GLENCOE, Ill. (WLS) -- Despite the mud underfoot, veterans, family and friends marched by the dozen Friday on a 20-mile ruck from north suburban Glencoe to North Avenue Beach on Chicago's North Side.

The Chicago Veterans Ruck March is physically trying. It's more than three-fourths the distance of a marathon.

"It's supposed to be a hard, difficult event to complete," said Karen Hernandez, an organizer.

Yet, participants welcomed the challenge at the 6th annual event, because of the cause they were there to support. They're trying to raise awareness to help prevent military veteran suicide.

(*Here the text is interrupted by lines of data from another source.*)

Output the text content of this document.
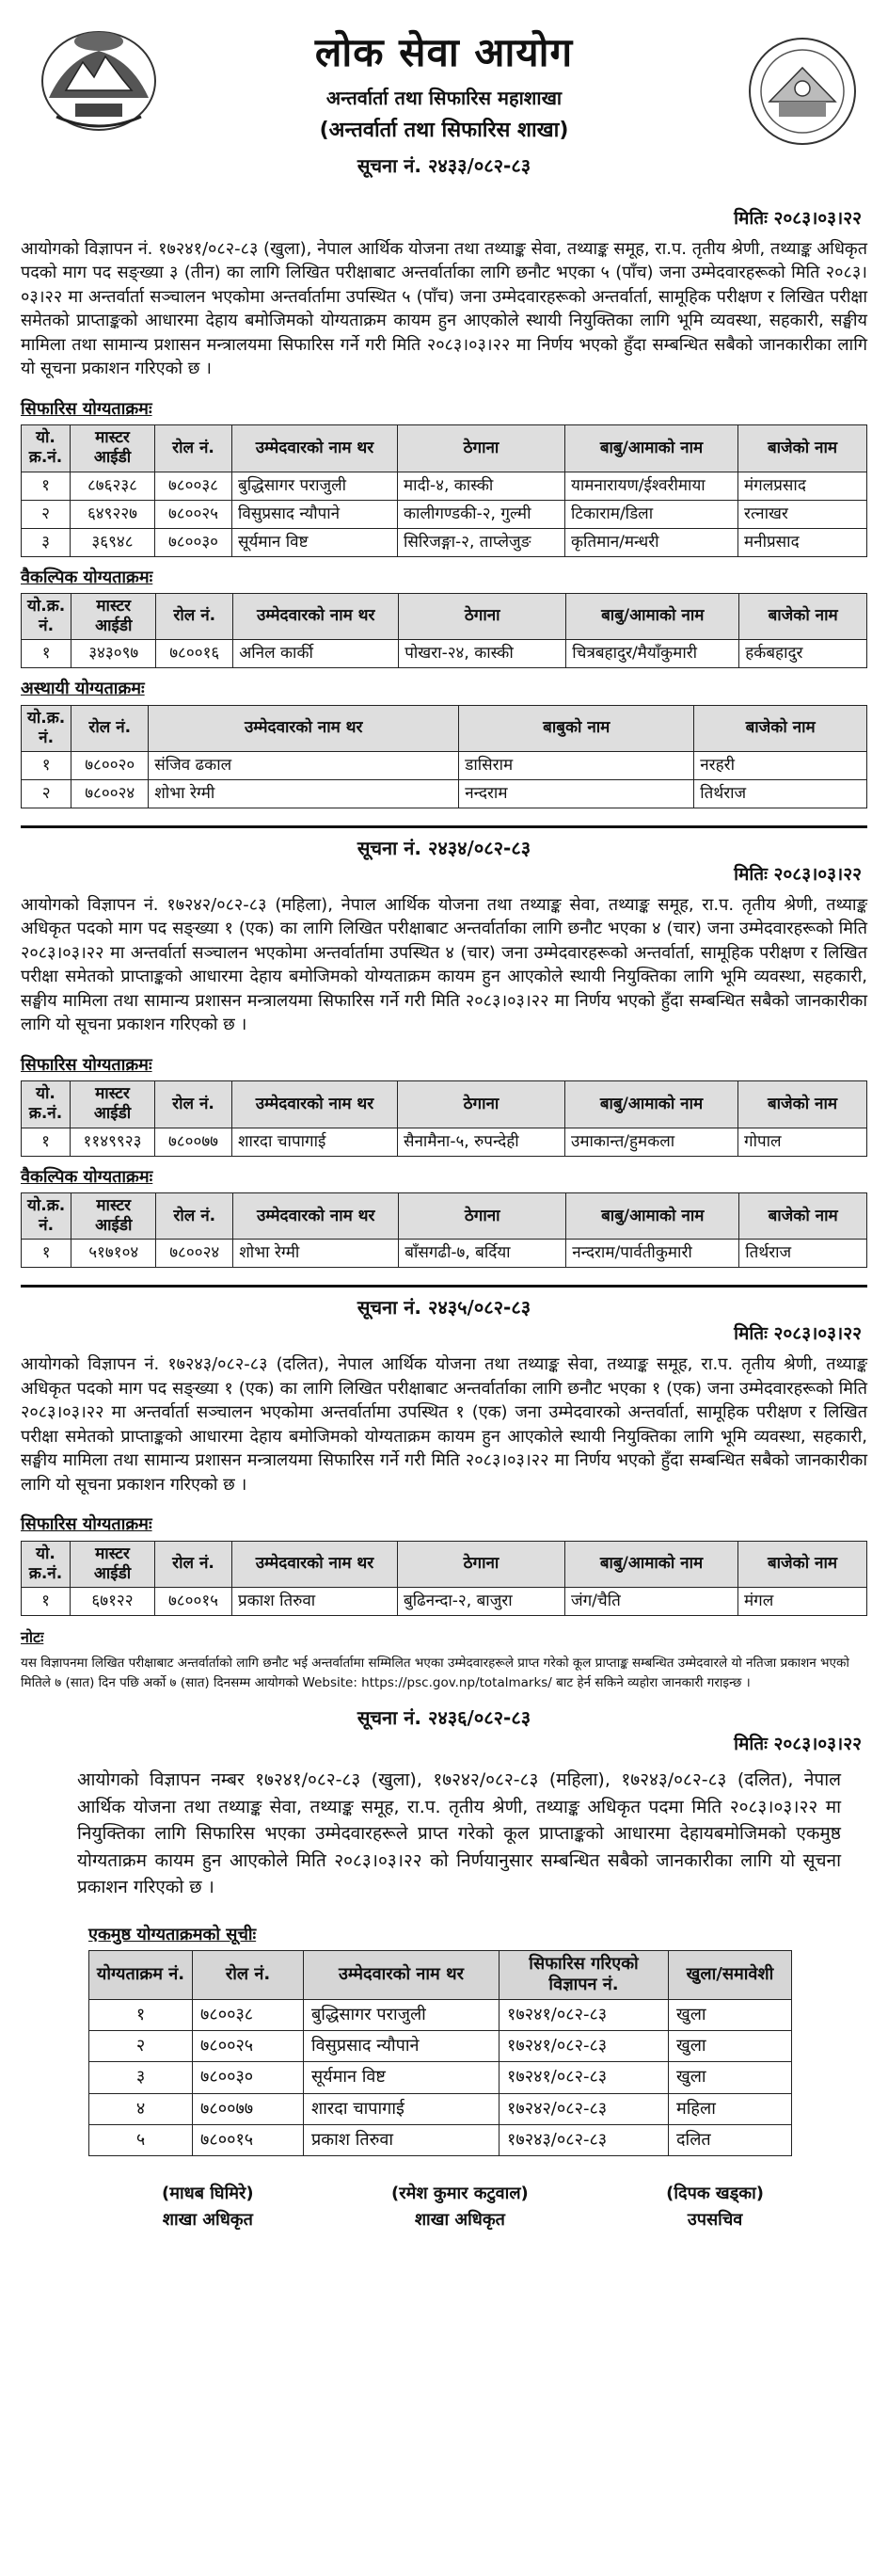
लोक सेवा आयोग
अन्तर्वार्ता तथा सिफारिस महाशाखा
(अन्तर्वार्ता तथा सिफारिस शाखा)
सूचना नं. २४३३/०८२-८३
मितिः २०८३।०३।२२
आयोगको विज्ञापन नं. १७२४१/०८२-८३ (खुला), नेपाल आर्थिक योजना तथा तथ्याङ्क सेवा, तथ्याङ्क समूह, रा.प. तृतीय श्रेणी, तथ्याङ्क अधिकृत पदको माग पद सङ्ख्या ३ (तीन) का लागि लिखित परीक्षाबाट अन्तर्वार्ताका लागि छनौट भएका ५ (पाँच) जना उम्मेदवारहरूको मिति २०८३।०३।२२ मा अन्तर्वार्ता सञ्चालन भएकोमा अन्तर्वार्तामा उपस्थित ५ (पाँच) जना उम्मेदवारहरूको अन्तर्वार्ता, सामूहिक परीक्षण र लिखित परीक्षा समेतको प्राप्ताङ्कको आधारमा देहाय बमोजिमको योग्यताक्रम कायम हुन आएकोले स्थायी नियुक्तिका लागि भूमि व्यवस्था, सहकारी, सङ्घीय मामिला तथा सामान्य प्रशासन मन्त्रालयमा सिफारिस गर्ने गरी मिति २०८३।०३।२२ मा निर्णय भएको हुँदा सम्बन्धित सबैको जानकारीका लागि यो सूचना प्रकाशन गरिएको छ ।
सिफारिस योग्यताक्रमः
यो. क्र.नं.	मास्टर आईडी	रोल नं.	उम्मेदवारको नाम थर	ठेगाना	बाबु/आमाको नाम	बाजेको नाम
१	८७६२३८	७८००३८	बुद्धिसागर पराजुली	मादी-४, कास्की	यामनारायण/ईश्वरीमाया	मंगलप्रसाद
२	६४९२२७	७८००२५	विसुप्रसाद न्यौपाने	कालीगण्डकी-२, गुल्मी	टिकाराम/डिला	रत्नाखर
३	३६९४८	७८००३०	सूर्यमान विष्ट	सिरिजङ्गा-२, ताप्लेजुङ	कृतिमान/मन्धरी	मनीप्रसाद
वैकल्पिक योग्यताक्रमः
यो.क्र. नं.	मास्टर आईडी	रोल नं.	उम्मेदवारको नाम थर	ठेगाना	बाबु/आमाको नाम	बाजेको नाम
१	३४३०९७	७८००१६	अनिल कार्की	पोखरा-२४, कास्की	चित्रबहादुर/मैयाँकुमारी	हर्कबहादुर
अस्थायी योग्यताक्रमः
यो.क्र. नं.	रोल नं.	उम्मेदवारको नाम थर	बाबुको नाम	बाजेको नाम
१	७८००२०	संजिव ढकाल	डासिराम	नरहरी
२	७८००२४	शोभा रेग्मी	नन्दराम	तिर्थराज
सूचना नं. २४३४/०८२-८३
मितिः २०८३।०३।२२
आयोगको विज्ञापन नं. १७२४२/०८२-८३ (महिला), नेपाल आर्थिक योजना तथा तथ्याङ्क सेवा, तथ्याङ्क समूह, रा.प. तृतीय श्रेणी, तथ्याङ्क अधिकृत पदको माग पद सङ्ख्या १ (एक) का लागि लिखित परीक्षाबाट अन्तर्वार्ताका लागि छनौट भएका ४ (चार) जना उम्मेदवारहरूको मिति २०८३।०३।२२ मा अन्तर्वार्ता सञ्चालन भएकोमा अन्तर्वार्तामा उपस्थित ४ (चार) जना उम्मेदवारहरूको अन्तर्वार्ता, सामूहिक परीक्षण र लिखित परीक्षा समेतको प्राप्ताङ्कको आधारमा देहाय बमोजिमको योग्यताक्रम कायम हुन आएकोले स्थायी नियुक्तिका लागि भूमि व्यवस्था, सहकारी, सङ्घीय मामिला तथा सामान्य प्रशासन मन्त्रालयमा सिफारिस गर्ने गरी मिति २०८३।०३।२२ मा निर्णय भएको हुँदा सम्बन्धित सबैको जानकारीका लागि यो सूचना प्रकाशन गरिएको छ ।
सिफारिस योग्यताक्रमः
यो. क्र.नं.	मास्टर आईडी	रोल नं.	उम्मेदवारको नाम थर	ठेगाना	बाबु/आमाको नाम	बाजेको नाम
१	११४९९२३	७८००७७	शारदा चापागाई	सैनामैना-५, रुपन्देही	उमाकान्त/हुमकला	गोपाल
वैकल्पिक योग्यताक्रमः
यो.क्र. नं.	मास्टर आईडी	रोल नं.	उम्मेदवारको नाम थर	ठेगाना	बाबु/आमाको नाम	बाजेको नाम
१	५१७१०४	७८००२४	शोभा रेग्मी	बाँसगढी-७, बर्दिया	नन्दराम/पार्वतीकुमारी	तिर्थराज
सूचना नं. २४३५/०८२-८३
मितिः २०८३।०३।२२
आयोगको विज्ञापन नं. १७२४३/०८२-८३ (दलित), नेपाल आर्थिक योजना तथा तथ्याङ्क सेवा, तथ्याङ्क समूह, रा.प. तृतीय श्रेणी, तथ्याङ्क अधिकृत पदको माग पद सङ्ख्या १ (एक) का लागि लिखित परीक्षाबाट अन्तर्वार्ताका लागि छनौट भएका १ (एक) जना उम्मेदवारहरूको मिति २०८३।०३।२२ मा अन्तर्वार्ता सञ्चालन भएकोमा अन्तर्वार्तामा उपस्थित १ (एक) जना उम्मेदवारको अन्तर्वार्ता, सामूहिक परीक्षण र लिखित परीक्षा समेतको प्राप्ताङ्कको आधारमा देहाय बमोजिमको योग्यताक्रम कायम हुन आएकोले स्थायी नियुक्तिका लागि भूमि व्यवस्था, सहकारी, सङ्घीय मामिला तथा सामान्य प्रशासन मन्त्रालयमा सिफारिस गर्ने गरी मिति २०८३।०३।२२ मा निर्णय भएको हुँदा सम्बन्धित सबैको जानकारीका लागि यो सूचना प्रकाशन गरिएको छ ।
सिफारिस योग्यताक्रमः
यो. क्र.नं.	मास्टर आईडी	रोल नं.	उम्मेदवारको नाम थर	ठेगाना	बाबु/आमाको नाम	बाजेको नाम
१	६७१२२	७८००१५	प्रकाश तिरुवा	बुढिनन्दा-२, बाजुरा	जंग/चैति	मंगल
नोटः
यस विज्ञापनमा लिखित परीक्षाबाट अन्तर्वार्ताको लागि छनौट भई अन्तर्वार्तामा सम्मिलित भएका उम्मेदवारहरूले प्राप्त गरेको कूल प्राप्ताङ्क सम्बन्धित उम्मेदवारले यो नतिजा प्रकाशन भएको मितिले ७ (सात) दिन पछि अर्को ७ (सात) दिनसम्म आयोगको Website: https://psc.gov.np/totalmarks/ बाट हेर्न सकिने व्यहोरा जानकारी गराइन्छ ।
सूचना नं. २४३६/०८२-८३
मितिः २०८३।०३।२२
आयोगको विज्ञापन नम्बर १७२४१/०८२-८३ (खुला), १७२४२/०८२-८३ (महिला), १७२४३/०८२-८३ (दलित), नेपाल आर्थिक योजना तथा तथ्याङ्क सेवा, तथ्याङ्क समूह, रा.प. तृतीय श्रेणी, तथ्याङ्क अधिकृत पदमा मिति २०८३।०३।२२ मा नियुक्तिका लागि सिफारिस भएका उम्मेदवारहरूले प्राप्त गरेको कूल प्राप्ताङ्कको आधारमा देहायबमोजिमको एकमुष्ठ योग्यताक्रम कायम हुन आएकोले मिति २०८३।०३।२२ को निर्णयानुसार सम्बन्धित सबैको जानकारीका लागि यो सूचना प्रकाशन गरिएको छ ।
एकमुष्ठ योग्यताक्रमको सूचीः
योग्यताक्रम नं.	रोल नं.	उम्मेदवारको नाम थर	सिफारिस गरिएको विज्ञापन नं.	खुला/समावेशी
१	७८००३८	बुद्धिसागर पराजुली	१७२४१/०८२-८३	खुला
२	७८००२५	विसुप्रसाद न्यौपाने	१७२४१/०८२-८३	खुला
३	७८००३०	सूर्यमान विष्ट	१७२४१/०८२-८३	खुला
४	७८००७७	शारदा चापागाई	१७२४२/०८२-८३	महिला
५	७८००१५	प्रकाश तिरुवा	१७२४३/०८२-८३	दलित
(माधब घिमिरे)
शाखा अधिकृत
(रमेश कुमार कटुवाल)
शाखा अधिकृत
(दिपक खड्का)
उपसचिव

"Each mile counts for one veteran that commits suicide a day," said Hernandez, referencing a 2018 report from the U.S. Department of Veterans Affairs that found, on average, 20 veterans die by suicide each day.

"A piece of you changes when you come home. You're just not the same," said Scott Ouimet, who spent a year deployed in Baghdad.

Ouimet continues to serve in the Illinois Army National Guard. Throughout his career, he's enjoyed the camraderie, but has also seen fellow veterans struggle.

"I lost a couple friends, real dear friends of mine, to suicide," Ouimet said.

Their memory brought Ouimet and hundreds more, including veterans and ROTC members, to Henry J. Kalk Park in Glencoe.

The "Star Spangled Banner" and "Taps" were played during a ceremony at the park Friday morning. During those powerful moments, with the Stars and Stripes waving overhead, many stood at attention, saluting the American Flag.

It seemed every branch of the military and several generations of veterans joined the event.

For some participants, the march is about more than just suicide prevention. It honors sacrifices made on the battle field and reminds our communities of the struggles that follow veterans home, like post-traumatic stress disorder. The march also sheds light on the challenges homeless veterans face.

"They're hungry today. They're hungry tomorrow," said Michael Pedroza, founder of Homeless Veterans in America Relief Foundation.

Hernandez encouraged people to take some time to honor these Americans on Memorial Day.

"Although a lot of people use it as a time to cook out, it should also be used as a time to remember. At least visit a cemetery - do something for a veteran, for a veteran family," Hernandez said.

This holiday is chance to pay respect to the men and women who lose their lives each day, so you can flourish in yours.